Elle inspira un grand coup et décida de lui révéler ce qu’elle s’apprêtait à lui dire en quittant Paris, quand il l’avait interrompue grossièrement :

— Le commissaire Lestaque, celui qui nous a interrogés ce matin…

— Oui, et alors ?

— Comme par hasard, il était au Paradis toute la semaine dernière à mater Mod comme un gros dégueulasse. Il lui a même fait livrer un bouquet.

— Lestaque connaissait Maud ? Pourquoi vous ne me l’avez pas dit tout de suite ? Il sait que vous l’avez reconnu ?

— Ah ça ! Il n’a pas longtemps fait son fier !

Elle blêmit en s’avisant subitement de quelque chose :

— C’est peut-être lui qui l’a tuée, finalement… Vous auriez vu ses yeux quand il la regardait ! Putain ! Si c’était lui qui avait envoyé l’autre tout casser chez moi ? Que va-t-on faire, Mehdi ?

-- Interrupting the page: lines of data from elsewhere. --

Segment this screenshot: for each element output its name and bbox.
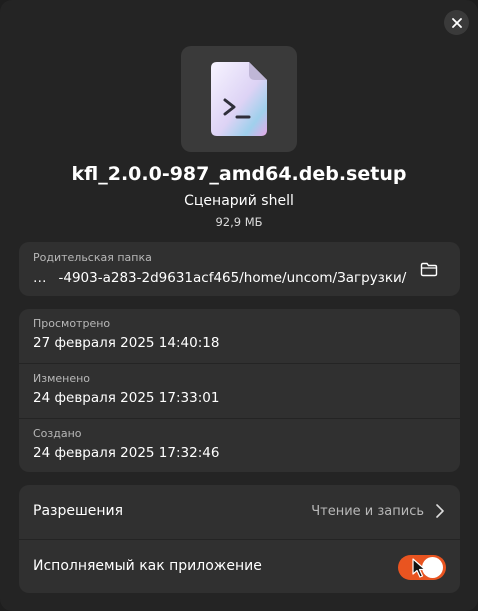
mouse-pointer-icon [412,558,426,578]
date-row-created: Создано 24 февраля 2025 17:32:46 [19,419,460,473]
parent-folder-label: Родительская папка [33,251,152,264]
modified-label: Изменено [33,372,91,385]
file-size: 92,9 МБ [215,215,263,229]
terminal-script-file-icon [211,62,267,136]
parent-folder-card: Родительская папка … -4903-a283-2d9631acf… [19,242,460,296]
folder-icon [420,262,438,276]
permissions-value: Чтение и запись [311,504,424,519]
created-label: Создано [33,427,82,440]
executable-label: Исполняемый как приложение [33,558,262,574]
properties-dialog: kfl_2.0.0-987_amd64.deb.setup Сценарий s… [0,0,478,611]
parent-folder-path[interactable]: … -4903-a283-2d9631acf465/home/uncom/Загр… [33,270,406,286]
created-value: 24 февраля 2025 17:32:46 [33,445,220,461]
file-type: Сценарий shell [184,193,294,209]
accessed-value: 27 февраля 2025 14:40:18 [33,335,220,351]
modified-value: 24 февраля 2025 17:33:01 [33,390,220,406]
close-button[interactable] [444,10,469,35]
permissions-label: Разрешения [33,503,124,519]
permissions-row[interactable]: Разрешения Чтение и запись [19,485,460,539]
parent-folder-path-text: -4903-a283-2d9631acf465/home/uncom/Загру… [58,270,407,286]
close-icon [451,17,462,28]
file-name: kfl_2.0.0-987_amd64.deb.setup [71,163,407,185]
file-icon-tile [181,46,297,152]
chevron-right-icon [436,504,444,518]
permissions-card: Разрешения Чтение и запись Исполняемый к… [19,485,460,593]
executable-row: Исполняемый как приложение [19,540,460,594]
date-row-modified: Изменено 24 февраля 2025 17:33:01 [19,364,460,418]
date-row-accessed: Просмотрено 27 февраля 2025 14:40:18 [19,309,460,363]
path-ellipsis: … [33,270,47,286]
accessed-label: Просмотрено [33,317,111,330]
dates-card: Просмотрено 27 февраля 2025 14:40:18 Изм… [19,309,460,472]
open-parent-folder-button[interactable] [417,258,441,280]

— Vous, rien. Je vous pose et je repars. Je rentre à Paris parler aux enquêteurs du mystérieux père.

— Mais…

— On n’a pas le choix, on risque la taule.

Elle commença à entrevoir les implications de leur fuite. Ses certitudes chavirèrent. Au panneau annonçant la sortie, le chauffeur réclama l’adresse exacte pour le GPS. Elle dicta : Lieu-dit La Châtaigneraie, à la Grand-Combe. Il se concentra sur le tracé devenu sinueux. Elle voyait ses yeux cligner, sa nuque se raidir, au fur et à mesure que l’épuisement le gagnait. Prête à le secouer s’il s’endormait, elle le surveillait du coin de l’œil. Elle-même avait traversé ces localités maintes fois avec ses parents. L’oppression augmentait à l’approche de la demeure familiale. Elle regrettait presque son impulsion de se réfugier là-haut, entre son père et sa mère. Avec Léa. L’idée lui inspira une grimace. Elle n’avait aucune sympathie pour la petite fille. Mod avait bien tenté de susciter leur complicité, en proposant des rencontres. À la Toussaint, elle l’avait même traînée au zoo. Une expérience pénible : voir Mod jouer à la maman parfaite pour se persuader qu’elle en était une. La gosse était le centre de son monde.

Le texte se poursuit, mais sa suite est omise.